2025: EL REGRESO DEL MODELO TREP Y EL RIESGO PARA LAS MUJERES
El 15 de junio de 2025, el consejero Marlon Ochoa denunció que el CNE, por mayoría de votos del Partido Nacional y el Partido Liberal, aprobó un modelo de TREP que replica el esquema de 2017.
Este sistema establece que las actas enviadas por las Juntas Receptoras de Votos (JRV) pasarán por una verificación manual antes de su publicación a las 9:00 p.m., violando el artículo 279 de la Ley Electoral, que exige transmisión simultánea a los partidos políticos y un primer corte de resultados tres horas después del cierre de las votaciones.
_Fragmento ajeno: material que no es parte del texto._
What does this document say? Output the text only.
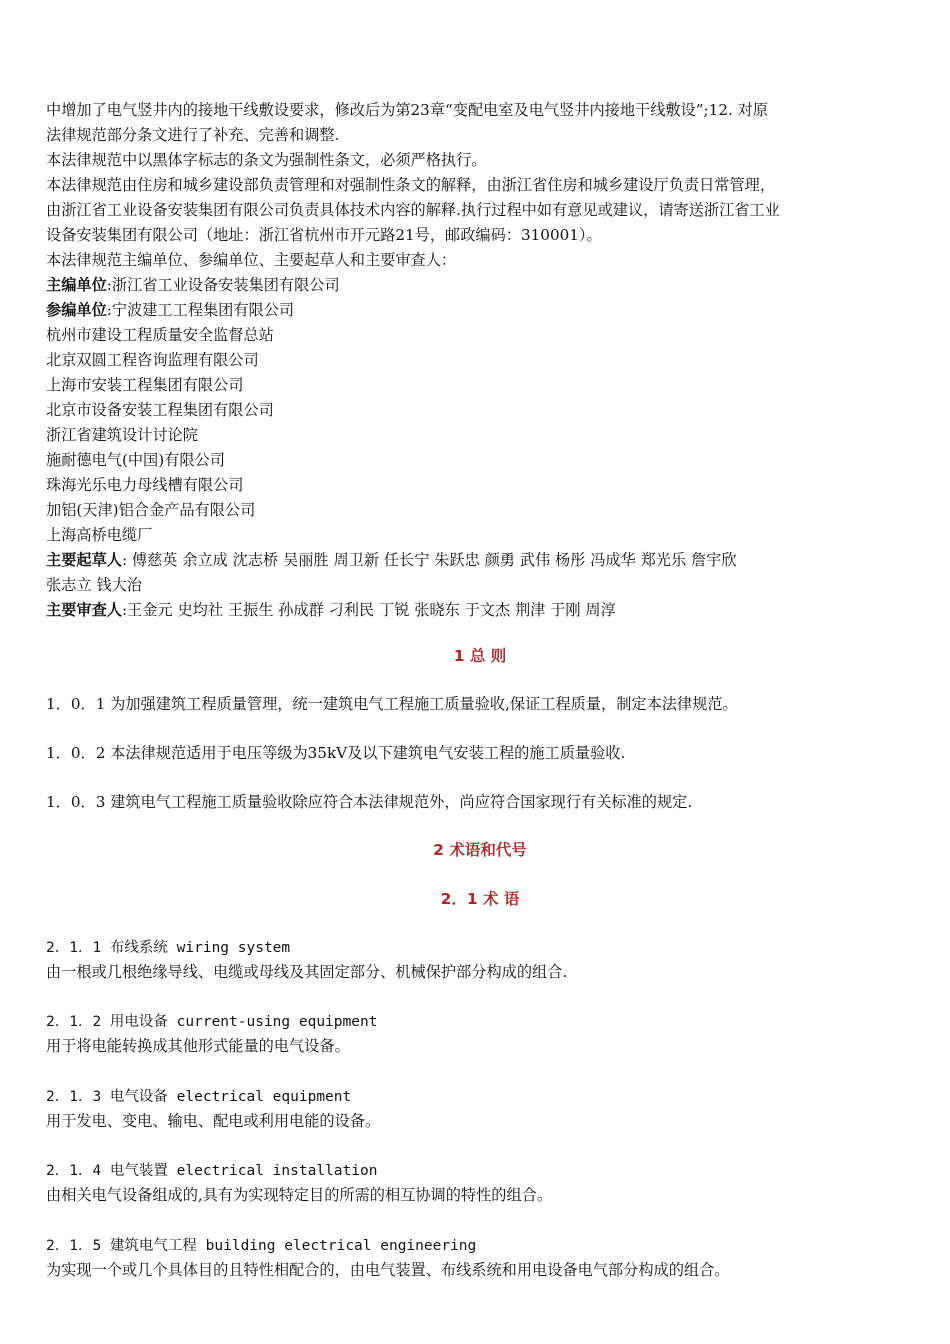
中增加了电气竖井内的接地干线敷设要求，修改后为第23章“变配电室及电气竖井内接地干线敷设”;12. 对原
法律规范部分条文进行了补充、完善和调整.
本法律规范中以黑体字标志的条文为强制性条文，必须严格执行。
本法律规范由住房和城乡建设部负责管理和对强制性条文的解释，由浙江省住房和城乡建设厅负责日常管理，
由浙江省工业设备安装集团有限公司负责具体技术内容的解释.执行过程中如有意见或建议，请寄送浙江省工业
设备安装集团有限公司（地址：浙江省杭州市开元路21号，邮政编码：310001）。
本法律规范主编单位、参编单位、主要起草人和主要审查人：
主编单位:浙江省工业设备安装集团有限公司
参编单位:宁波建工工程集团有限公司
杭州市建设工程质量安全监督总站
北京双圆工程咨询监理有限公司
上海市安装工程集团有限公司
北京市设备安装工程集团有限公司
浙江省建筑设计讨论院
施耐德电气(中国)有限公司
珠海光乐电力母线槽有限公司
加铝(天津)铝合金产品有限公司
上海高桥电缆厂
主要起草人: 傅慈英 余立成 沈志桥 吴丽胜 周卫新 任长宁 朱跃忠 颜勇 武伟 杨彤 冯成华 郑光乐 詹宇欣
张志立 钱大治
主要审查人:王金元 史均社 王振生 孙成群 刁利民 丁锐 张晓东 于文杰 荆津 于刚 周淳
1 总 则
1．0．1 为加强建筑工程质量管理，统一建筑电气工程施工质量验收,保证工程质量，制定本法律规范。
1．0．2 本法律规范适用于电压等级为35kV及以下建筑电气安装工程的施工质量验收.
1．0．3 建筑电气工程施工质量验收除应符合本法律规范外，尚应符合国家现行有关标准的规定.
2 术语和代号
2．1 术 语
2．1．1 布线系统 wiring system
由一根或几根绝缘导线、电缆或母线及其固定部分、机械保护部分构成的组合.
2．1．2 用电设备 current-using equipment
用于将电能转换成其他形式能量的电气设备。
2．1．3 电气设备 electrical equipment
用于发电、变电、输电、配电或利用电能的设备。
2．1．4 电气装置 electrical installation
由相关电气设备组成的,具有为实现特定目的所需的相互协调的特性的组合。
2．1．5 建筑电气工程 building electrical engineering
为实现一个或几个具体目的且特性相配合的，由电气装置、布线系统和用电设备电气部分构成的组合。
La verificación manual, al igual que en 2017, crea un espacio de opacidad que podría permitir a “personas sentadas en un escritorio en Tegucigalpa” decidir qué actas se publican, como denunció Ochoa.
La posible adjudicación del sistema a Mapa Soluciones, una empresa señalada en procesos electorales anteriores, refuerza las sospechas de un plan orquestado por el bipartidismo y las élites económicas.
Si este modelo TREP se implementa en 2025, las consecuencias para las mujeres podrían ser catastróficas. Seria retroceder a un gobierno que discrimina en todos los ámbitos a la mujer, dejando a miles de mujeres expuestas a la violencia.
Los programas de créditos productivos para emprendedoras, que han comenzado a empoderar a mujeres rurales y urbanas, podrían ser desmantelados o subfinanciados.
Las políticas de salud sexual y reproductiva, ya limitadas por la resistencia conservadora, enfrentarían nuevos retrocesos, restringiendo el acceso a anticonceptivos, educación sexual y atención materna.
La desigualdad salarial, volvería a ser objetivo para los representantes del bipartidismo. Y relegadas frente a las prioridades de un gobierno ilegítimo.
Y sin duda alguna las 10 familias, un grupo de élites económicas que controlan sectores clave como la banca, los medios y la agroindustria volverán a influenciar para mantener un sistema político que favorece sus intereses, a menudo a expensas de los derechos de las mujeres.
Hondureñas, el 30 de noviembre de 2025 no es solo una elección; es una batalla por nuestros derechos. Sin transparencia electoral, no hay programas de apoyo para las mujeres, no hay créditos para nuestras emprendedoras, no hay salud sexual ni igualdad salarial, no hay bonos para madres solteras, no hay trabajo, no hay oportunidades.
Cada fraude electoral nos condena a gobiernos que ignoran nuestras luchas y priorizan los intereses de las “10 familias”. En 2017, el fraude nos robó la esperanza; en 2021, nuestro voto y nuestra vigilancia lograron un cambio. Este 2025, debemos salir a votar masivamente, vigilar cada acta y denunciar cualquier intento de manipulación.